With warming temperatures and recent rains, conditions are ripe for an onslaught of the blood-sucking, disease-carrying insects.
Unfortunately, we share our beautiful coastal home with the Aedes mosquito that carries the virus. While the South Carolina Department of Health and Environmental Control is partnering with local governments to control mosquito populations, it’s important to know what you can do to help stop the spread of Zika.
The virus is primarily contracted through the bite of a mosquito, but it also can be transmitted sexually from an infected man to his partner and from a pregnant woman to her fetus.
As of mid-April, there have been 61 cases of Zika virus reported in South Carolina. Of those, 60 were travelers who contracted the disease abroad. The one other case involved a South Carolina resident who had sexual contact with someone infected while traveling in a country where Zika is a risk.
Most people with the virus never experience any of its symptoms — fever, rash, joint pain, conjunctivitis or headache. For those who do, the symptoms are usually mild and last just a few days to a week.
But the virus poses a huge health risk to unborn babies. Zika infection during pregnancy can cause a birth defect call microcephaly, as well as other severe fetal brain defects. CDC researchers also have found a strong link to Guillain-Barré syndrome, a rare disorder of the nervous system.
There is no vaccine or cure for the Zika virus. The best way to prevent it is by avoiding mosquito bites.
As an OB-GYN, I advise patients who are pregnant or trying to conceive to avoid traveling to countries with active Zika virus transmission. A list of affected countries can be found on the CDC’s website.
If you must go, protect yourself with mosquito repellant containing DEET, wear long-sleeved shirts and long pants and try to stay in air conditioned areas.

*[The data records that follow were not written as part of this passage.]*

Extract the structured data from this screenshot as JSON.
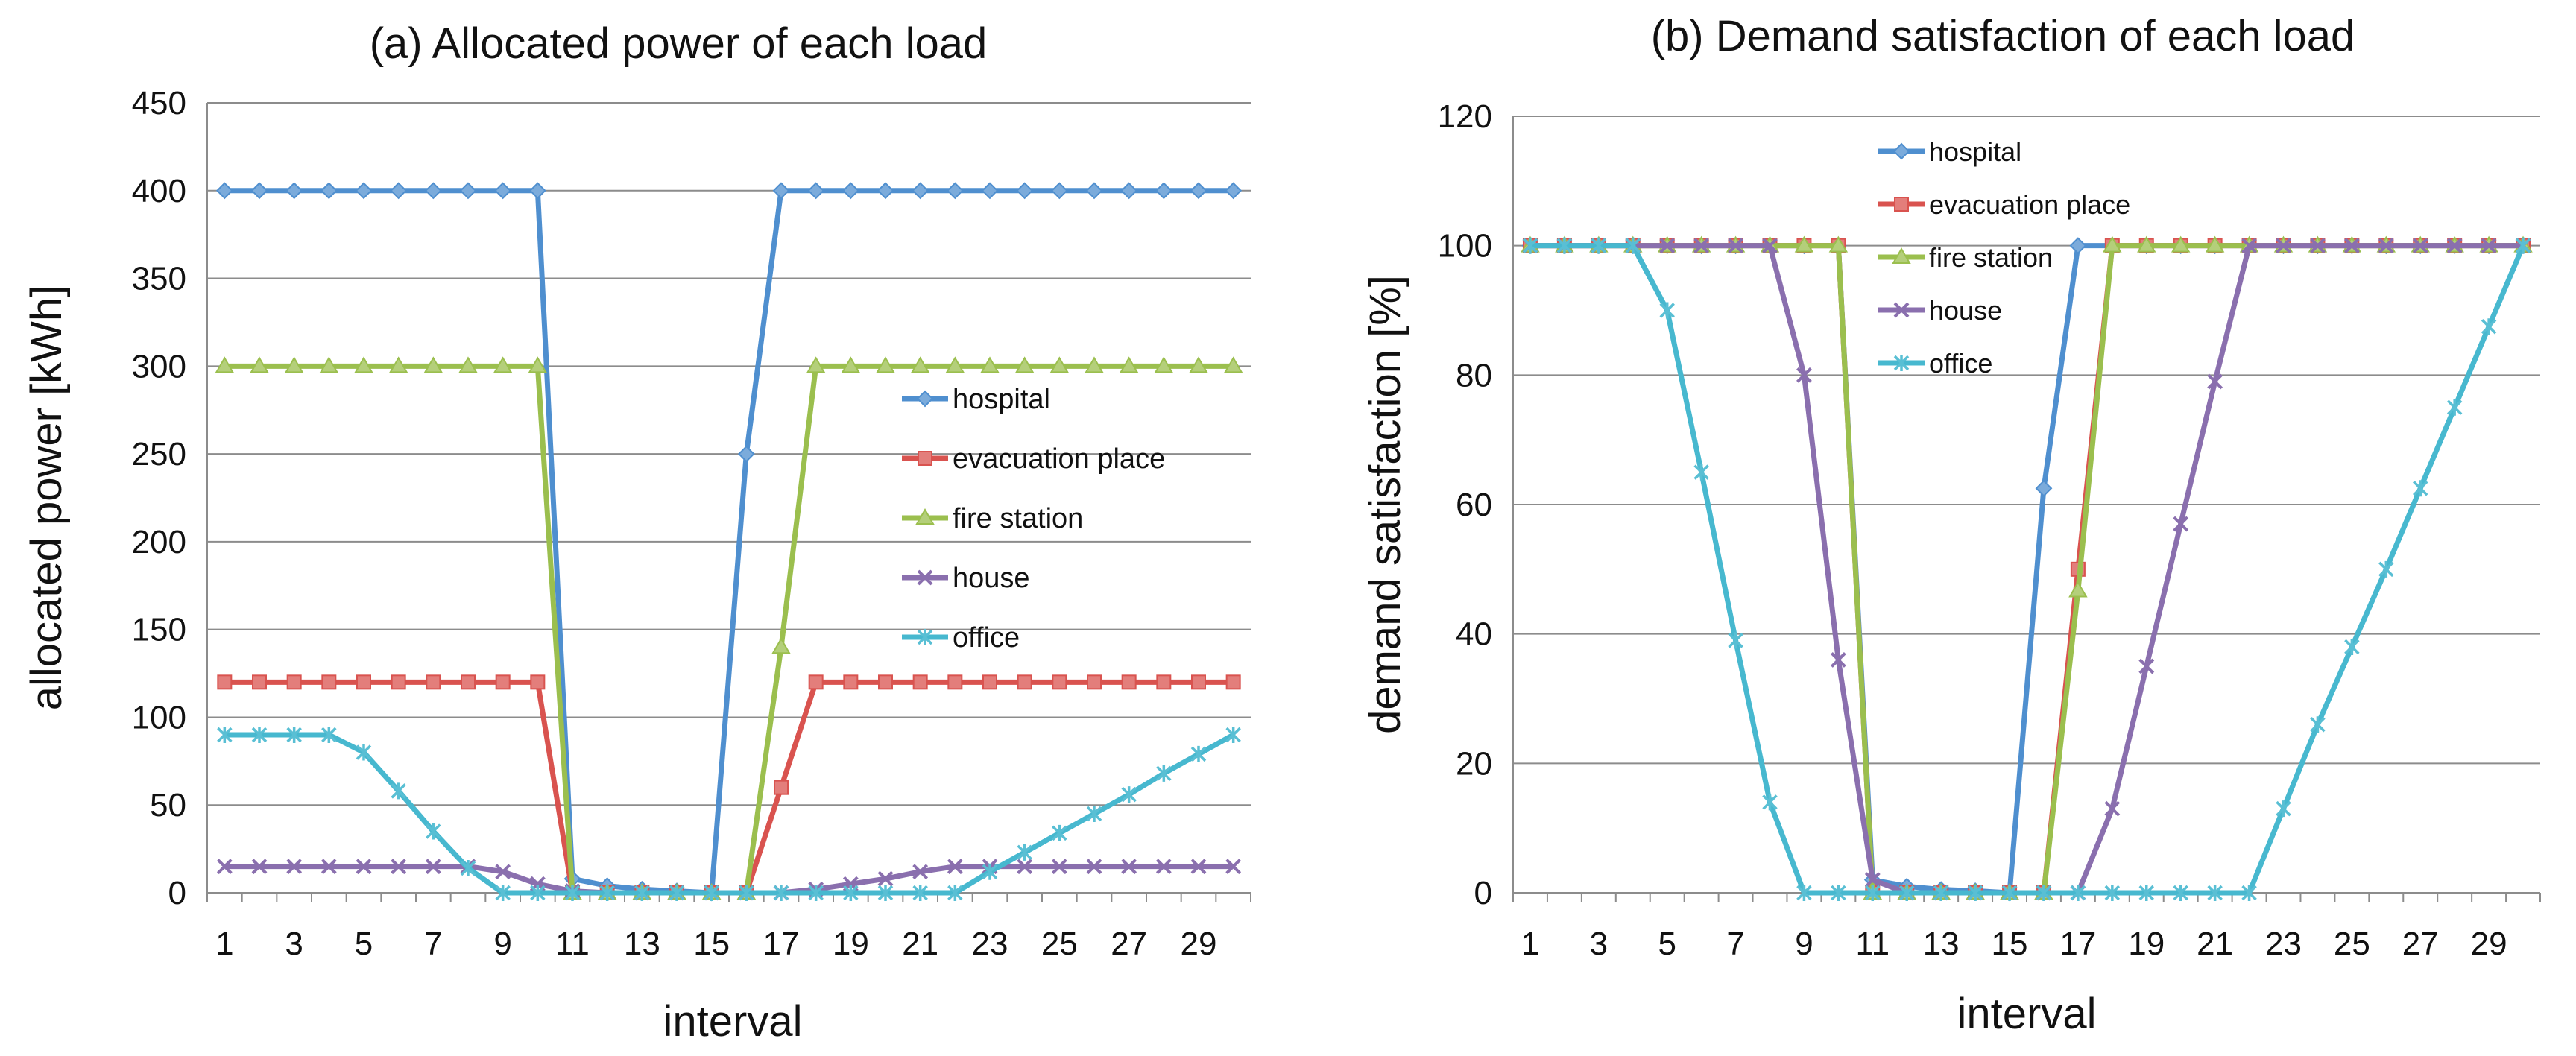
{
  "chart_data": [
    {
      "type": "line",
      "title": "(a) Allocated power of each load",
      "xlabel": "interval",
      "ylabel": "allocated power  [kWh]",
      "ylim": [
        0,
        450
      ],
      "yticks": [
        0,
        50,
        100,
        150,
        200,
        250,
        300,
        350,
        400,
        450
      ],
      "x": [
        1,
        2,
        3,
        4,
        5,
        6,
        7,
        8,
        9,
        10,
        11,
        12,
        13,
        14,
        15,
        16,
        17,
        18,
        19,
        20,
        21,
        22,
        23,
        24,
        25,
        26,
        27,
        28,
        29,
        30
      ],
      "xtick_labels": [
        "1",
        "3",
        "5",
        "7",
        "9",
        "11",
        "13",
        "15",
        "17",
        "19",
        "21",
        "23",
        "25",
        "27",
        "29"
      ],
      "grid": true,
      "legend_position": "center-right",
      "series": [
        {
          "name": "hospital",
          "color": "#4f8fcf",
          "marker": "diamond",
          "values": [
            400,
            400,
            400,
            400,
            400,
            400,
            400,
            400,
            400,
            400,
            8,
            4,
            2,
            1,
            0,
            250,
            400,
            400,
            400,
            400,
            400,
            400,
            400,
            400,
            400,
            400,
            400,
            400,
            400,
            400
          ]
        },
        {
          "name": "evacuation place",
          "color": "#d9534f",
          "marker": "square",
          "values": [
            120,
            120,
            120,
            120,
            120,
            120,
            120,
            120,
            120,
            120,
            0,
            0,
            0,
            0,
            0,
            0,
            60,
            120,
            120,
            120,
            120,
            120,
            120,
            120,
            120,
            120,
            120,
            120,
            120,
            120
          ]
        },
        {
          "name": "fire station",
          "color": "#9bbf4e",
          "marker": "triangle",
          "values": [
            300,
            300,
            300,
            300,
            300,
            300,
            300,
            300,
            300,
            300,
            0,
            0,
            0,
            0,
            0,
            0,
            140,
            300,
            300,
            300,
            300,
            300,
            300,
            300,
            300,
            300,
            300,
            300,
            300,
            300
          ]
        },
        {
          "name": "house",
          "color": "#8a6fae",
          "marker": "x",
          "values": [
            15,
            15,
            15,
            15,
            15,
            15,
            15,
            15,
            12,
            5,
            1,
            0,
            0,
            0,
            0,
            0,
            0,
            2,
            5,
            8,
            12,
            15,
            15,
            15,
            15,
            15,
            15,
            15,
            15,
            15
          ]
        },
        {
          "name": "office",
          "color": "#47b8cf",
          "marker": "star",
          "values": [
            90,
            90,
            90,
            90,
            80,
            58,
            35,
            14,
            0,
            0,
            0,
            0,
            0,
            0,
            0,
            0,
            0,
            0,
            0,
            0,
            0,
            0,
            12,
            23,
            34,
            45,
            56,
            68,
            79,
            90
          ]
        }
      ]
    },
    {
      "type": "line",
      "title": "(b) Demand satisfaction of each load",
      "xlabel": "interval",
      "ylabel": "demand satisfaction [%]",
      "ylim": [
        0,
        120
      ],
      "yticks": [
        0,
        20,
        40,
        60,
        80,
        100,
        120
      ],
      "x": [
        1,
        2,
        3,
        4,
        5,
        6,
        7,
        8,
        9,
        10,
        11,
        12,
        13,
        14,
        15,
        16,
        17,
        18,
        19,
        20,
        21,
        22,
        23,
        24,
        25,
        26,
        27,
        28,
        29,
        30
      ],
      "xtick_labels": [
        "1",
        "3",
        "5",
        "7",
        "9",
        "11",
        "13",
        "15",
        "17",
        "19",
        "21",
        "23",
        "25",
        "27",
        "29"
      ],
      "grid": true,
      "legend_position": "top-center",
      "series": [
        {
          "name": "hospital",
          "color": "#4f8fcf",
          "marker": "diamond",
          "values": [
            100,
            100,
            100,
            100,
            100,
            100,
            100,
            100,
            100,
            100,
            2,
            1,
            0.5,
            0.3,
            0,
            62.5,
            100,
            100,
            100,
            100,
            100,
            100,
            100,
            100,
            100,
            100,
            100,
            100,
            100,
            100
          ]
        },
        {
          "name": "evacuation place",
          "color": "#d9534f",
          "marker": "square",
          "values": [
            100,
            100,
            100,
            100,
            100,
            100,
            100,
            100,
            100,
            100,
            0,
            0,
            0,
            0,
            0,
            0,
            50,
            100,
            100,
            100,
            100,
            100,
            100,
            100,
            100,
            100,
            100,
            100,
            100,
            100
          ]
        },
        {
          "name": "fire station",
          "color": "#9bbf4e",
          "marker": "triangle",
          "values": [
            100,
            100,
            100,
            100,
            100,
            100,
            100,
            100,
            100,
            100,
            0,
            0,
            0,
            0,
            0,
            0,
            46.7,
            100,
            100,
            100,
            100,
            100,
            100,
            100,
            100,
            100,
            100,
            100,
            100,
            100
          ]
        },
        {
          "name": "house",
          "color": "#8a6fae",
          "marker": "x",
          "values": [
            100,
            100,
            100,
            100,
            100,
            100,
            100,
            100,
            80,
            36,
            2,
            0,
            0,
            0,
            0,
            0,
            0,
            13,
            35,
            57,
            79,
            100,
            100,
            100,
            100,
            100,
            100,
            100,
            100,
            100
          ]
        },
        {
          "name": "office",
          "color": "#47b8cf",
          "marker": "star",
          "values": [
            100,
            100,
            100,
            100,
            90,
            65,
            39,
            14,
            0,
            0,
            0,
            0,
            0,
            0,
            0,
            0,
            0,
            0,
            0,
            0,
            0,
            0,
            13,
            26,
            38,
            50,
            62.5,
            75,
            87.5,
            100
          ]
        }
      ]
    }
  ]
}
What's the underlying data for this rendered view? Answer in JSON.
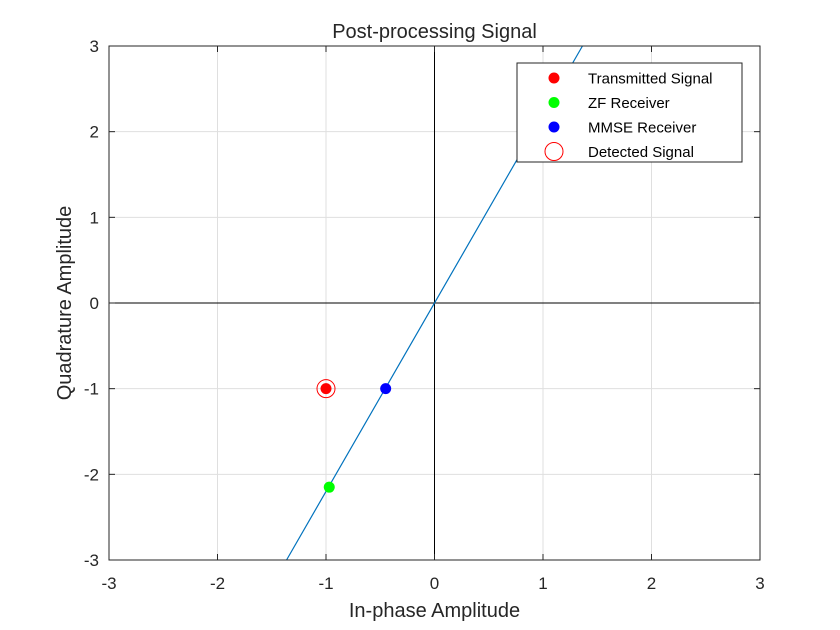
{
  "chart_data": {
    "type": "scatter",
    "title": "Post-processing Signal",
    "xlabel": "In-phase Amplitude",
    "ylabel": "Quadrature Amplitude",
    "xlim": [
      -3,
      3
    ],
    "ylim": [
      -3,
      3
    ],
    "xticks": [
      -3,
      -2,
      -1,
      0,
      1,
      2,
      3
    ],
    "yticks": [
      -3,
      -2,
      -1,
      0,
      1,
      2,
      3
    ],
    "grid": true,
    "legend_position": "top-right",
    "line": {
      "slope": 2.2,
      "intercept": 0,
      "color": "#0072bd"
    },
    "series": [
      {
        "name": "Transmitted Signal",
        "marker": "filled-circle",
        "color": "#ff0000",
        "points": [
          {
            "x": -1.0,
            "y": -1.0
          }
        ]
      },
      {
        "name": "ZF Receiver",
        "marker": "filled-circle",
        "color": "#00ff00",
        "points": [
          {
            "x": -0.97,
            "y": -2.15
          }
        ]
      },
      {
        "name": "MMSE Receiver",
        "marker": "filled-circle",
        "color": "#0000ff",
        "points": [
          {
            "x": -0.45,
            "y": -1.0
          }
        ]
      },
      {
        "name": "Detected Signal",
        "marker": "open-circle",
        "color": "#ff0000",
        "points": [
          {
            "x": -1.0,
            "y": -1.0
          }
        ]
      }
    ]
  }
}
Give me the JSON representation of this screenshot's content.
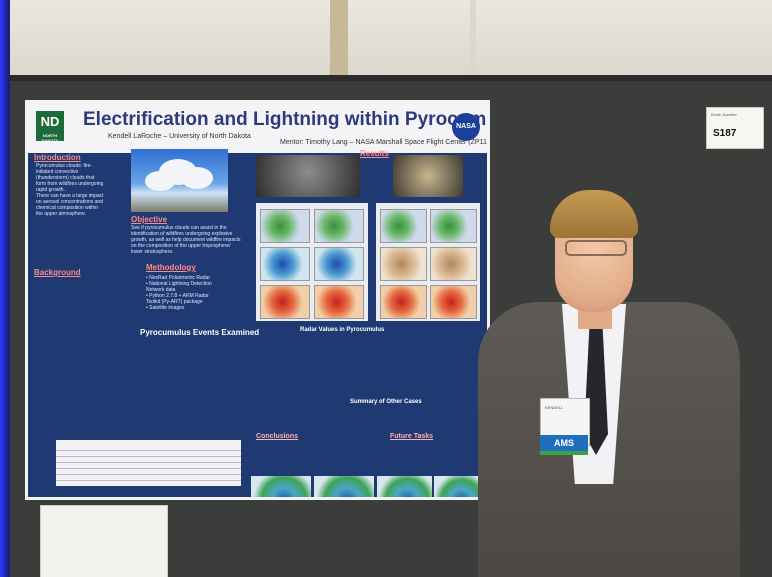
{
  "poster": {
    "title": "Electrification and Lightning within Pyrocumulus Clouds",
    "author": "Kendell LaRoche – University of North Dakota",
    "mentor": "Mentor: Timothy Lang – NASA Marshall Space Flight Center (ZP11)",
    "und_logo": "ND",
    "und_logo_sub": "NORTH DAKOTA",
    "nasa_logo": "NASA",
    "sections": {
      "introduction": "Introduction",
      "background": "Background",
      "objective": "Objective",
      "methodology": "Methodology",
      "results": "Results",
      "events_examined": "Pyrocumulus Events Examined",
      "conclusions": "Conclusions",
      "future_tasks": "Future Tasks",
      "radar_values": "Radar Values in Pyrocumulus",
      "summary_other": "Summary of Other Cases"
    },
    "intro_lines": [
      "Pyrocumulus clouds: fire-",
      "initiated convective",
      "(thunderstorm) clouds that",
      "form from wildfires undergoing",
      "rapid growth.",
      "There can have a large impact",
      "on aerosol concentrations and",
      "chemical composition within",
      "the upper atmosphere."
    ],
    "objective_lines": [
      "See if pyrocumulus clouds can assist in the",
      "identification of wildfires undergoing explosive",
      "growth, as well as help document wildfire impacts",
      "on the composition of the upper troposphere/",
      "lower stratosphere."
    ],
    "method_lines": [
      "• NexRad Polarimetric Radar",
      "• National Lightning Detection",
      "  Network data",
      "• Python 2.7.8 + ARM Radar",
      "  Toolkit (Py-ART) package",
      "• Satellite images"
    ]
  },
  "booth_sign": {
    "small_text": "Booth Number",
    "number": "S187"
  },
  "name_badge": {
    "text": "KENDELL",
    "org": "AMS"
  },
  "colors": {
    "poster_bg": "#1f3a72",
    "title": "#2e3a7a",
    "section_head": "#ff8a8a",
    "ams_blue": "#1f6fbf"
  }
}
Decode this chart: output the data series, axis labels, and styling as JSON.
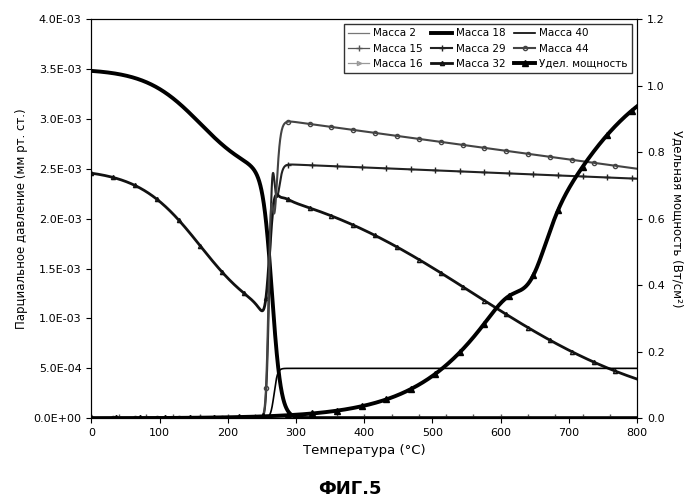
{
  "title": "ФИГ.5",
  "xlabel": "Температура (°C)",
  "ylabel_left": "Парциальное давление (мм рт. ст.)",
  "ylabel_right": "Удельная мощность (Вт/см²)",
  "xlim": [
    0,
    800
  ],
  "ylim_left": [
    0,
    0.004
  ],
  "ylim_right": [
    0,
    1.2
  ],
  "yticks_left": [
    0.0,
    0.0005,
    0.001,
    0.0015,
    0.002,
    0.0025,
    0.003,
    0.0035,
    0.004
  ],
  "ytick_labels_left": [
    "0.0E+00",
    "5.0E-04",
    "1.0E-03",
    "1.5E-03",
    "2.0E-03",
    "2.5E-03",
    "3.0E-03",
    "3.5E-03",
    "4.0E-03"
  ],
  "yticks_right": [
    0,
    0.2,
    0.4,
    0.6,
    0.8,
    1.0,
    1.2
  ],
  "xticks": [
    0,
    100,
    200,
    300,
    400,
    500,
    600,
    700,
    800
  ],
  "background_color": "#ffffff"
}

Wait at least eight weeks after returning home from a Zika-infected country to try to conceive. If your sexual partner has traveled to an area with Zika, you should wait a minimum of six months to have unprotected sex since the virus can stay in semen longer than blood.
There’s plenty you can do to reduce your risk here at home, too.
For starters, get rid of any standing water where mosquitos can lay eggs. Once a week, check receptacles in your yard that can hold water, including tires, buckets, planters, toys, pools, birdbaths, flower pot saucers and trash containers.
You should also:
- Clean out rain gutters and avoid leaving piles of leaves in your yard.
- Use insect repellant that contains DEET. When used as directed, it has been proven to be effective and safe, even for pregnant and breast-feeding women.
- Avoid going outside during daytime hours when Aedes mosquitoes are most likely to bite.
- Install or repair window and door screens to keep mosquitoes out of your home.
Zika isn’t the only reason to avoid mosquito bites. The insects carry a wide range of other infectious diseases, from chikungunya to West Nile virus.
Enjoy your summer in the Lowcountry, but do all you can to stay safe!